15 Ende die op het dack is, en kome niet af in het huys, noch en gae niet in, om yet uyt sijn huys wech te nemen.
16 Ende die op den acker is, en keere niet weder te rugge, om sijn kleedt te nemen.
17 Maer wee den bevruchten ende den soogenden [vrouwen ] in die dagen.
18 Doch biddet dat uwe vlucht niet en geschiede des winters.
19 Want die dagen sullen sulcke verdruckinge zijn, welcker gelijcke niet geweest en is van den beginne der schepselen, die Godt geschapen heeft, tot nu toe, noch oock niet zijn en sal.
20 Ende indien de Heere de dagen niet vercort en hadde, geen vleesch en soude behouden worden: maer om der uytvercorenen wille, die hy heeft uytvercoren, heeft hy de dagen vercort.
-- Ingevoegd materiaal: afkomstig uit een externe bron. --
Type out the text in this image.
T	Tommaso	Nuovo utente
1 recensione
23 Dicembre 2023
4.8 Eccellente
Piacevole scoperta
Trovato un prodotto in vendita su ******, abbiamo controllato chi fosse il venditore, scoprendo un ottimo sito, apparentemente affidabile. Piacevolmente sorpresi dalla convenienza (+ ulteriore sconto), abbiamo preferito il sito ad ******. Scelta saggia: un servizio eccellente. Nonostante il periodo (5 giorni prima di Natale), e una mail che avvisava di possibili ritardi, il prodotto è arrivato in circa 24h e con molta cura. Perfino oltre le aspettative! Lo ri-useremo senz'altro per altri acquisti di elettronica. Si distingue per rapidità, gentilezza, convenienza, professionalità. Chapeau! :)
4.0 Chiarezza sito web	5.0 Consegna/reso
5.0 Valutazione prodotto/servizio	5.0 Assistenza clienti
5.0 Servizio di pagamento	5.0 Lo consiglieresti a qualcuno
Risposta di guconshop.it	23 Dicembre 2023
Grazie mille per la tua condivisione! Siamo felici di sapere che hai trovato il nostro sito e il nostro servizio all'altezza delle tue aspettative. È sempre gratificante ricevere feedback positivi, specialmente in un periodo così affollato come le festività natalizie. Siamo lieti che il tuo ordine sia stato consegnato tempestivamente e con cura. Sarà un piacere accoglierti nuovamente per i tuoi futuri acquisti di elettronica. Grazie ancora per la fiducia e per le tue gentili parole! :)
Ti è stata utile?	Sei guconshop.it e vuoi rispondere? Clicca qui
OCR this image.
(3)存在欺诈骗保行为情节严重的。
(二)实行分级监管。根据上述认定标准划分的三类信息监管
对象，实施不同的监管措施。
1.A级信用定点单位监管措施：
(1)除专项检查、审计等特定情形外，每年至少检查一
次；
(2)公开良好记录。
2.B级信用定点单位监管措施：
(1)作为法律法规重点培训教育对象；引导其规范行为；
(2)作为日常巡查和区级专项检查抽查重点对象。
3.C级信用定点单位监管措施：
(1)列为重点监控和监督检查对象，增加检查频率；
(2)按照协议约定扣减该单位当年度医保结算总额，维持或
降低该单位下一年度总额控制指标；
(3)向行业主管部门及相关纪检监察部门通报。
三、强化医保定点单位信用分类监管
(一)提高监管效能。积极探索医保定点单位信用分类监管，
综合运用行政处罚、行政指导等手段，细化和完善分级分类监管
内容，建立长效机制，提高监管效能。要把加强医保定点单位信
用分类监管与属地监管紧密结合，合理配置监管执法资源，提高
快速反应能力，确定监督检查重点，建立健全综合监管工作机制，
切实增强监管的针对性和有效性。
21 Ende alsdan so yemandt tot u lieden sal seggen, Siet hier is de Christus: ofte siet, hy is daer, en gelooft het niet.
22 Want daer sullen valsche Christi, ende valsche Propheten opstaen, ende sullen teeckenen ende wonderen doen, om te verleyden, indien het mogelick waere, oock de uytvercorene.
23 Maer ghy lieden siet toe: Siet, ick hebbe u alles voorsegt.
24 Maer in die dagen, na die verdruckinge, sal de Sonne verduystert worden, ende de Mane en sal haer schijnsel niet geven.
25 Ende de sterren des hemels sullen daer uyt vallen, ende de crachten die in de hemelen [zijn ], sullen beweeght worden.
26 Ende alsdan sullen sy den Sone des menschen sien, komende in de wolcken, met groote cracht ende heerlickheyt.
27 Ende alsdan sal hy sijne Engelen uytsenden, ende sal sijne uytvercorene by een vergaderen uyt de vier winden, van het uyterste der aerden, tot het uyterste des hemels.
28 Ende leert van den vijgeboom dese gelijckenisse: wanneer nu sijnen tack teer wort, ende de bladeren uytspruyten, so weet ghy dat de Somer na by is.
29 Alsoo oock ghy, wanneer ghy dese dingen sult sien geschieden, so weet dat [het ] na by voor de deure is.
30 Voorwaer ick segge u, dat dit geslachte niet en sal voorby gaen, tot dat alle dese dingen sullen geschiet zijn.
31 De hemel ende de aerde sullen voorby gaen, maer mijne woorden en sullen geensins voorby gaen.
32 Maer van dien dagh ende die uyre en weet niemandt, noch de Engelen die in den hemel zijn, noch de Sone, dan de Vader.
33 Siet toe, waeckt ende bidt, want ghy en weet niet wanneer de tijdt is.
34 Gelijck een mensche buyten landts reysende, sijn huys verliet, ende sijnen dienstknechten macht gaf, ende elck sijn werck, ende den deur-wachter geboot dat hy soude waecken.
35 So waeckt dan (want ghy en weet niet wanneer de heere des huys komen sal, [des avondts ] late, ofte ter middernacht, ofte met het hanen-gekraey, ofte in den morgenstondt)
36 Op dat hy niet onvoorsiens en come, ende u slapende vinde.
37 Ende ’t gene ick u segge, [dat ] segge ick allen, Waeckt.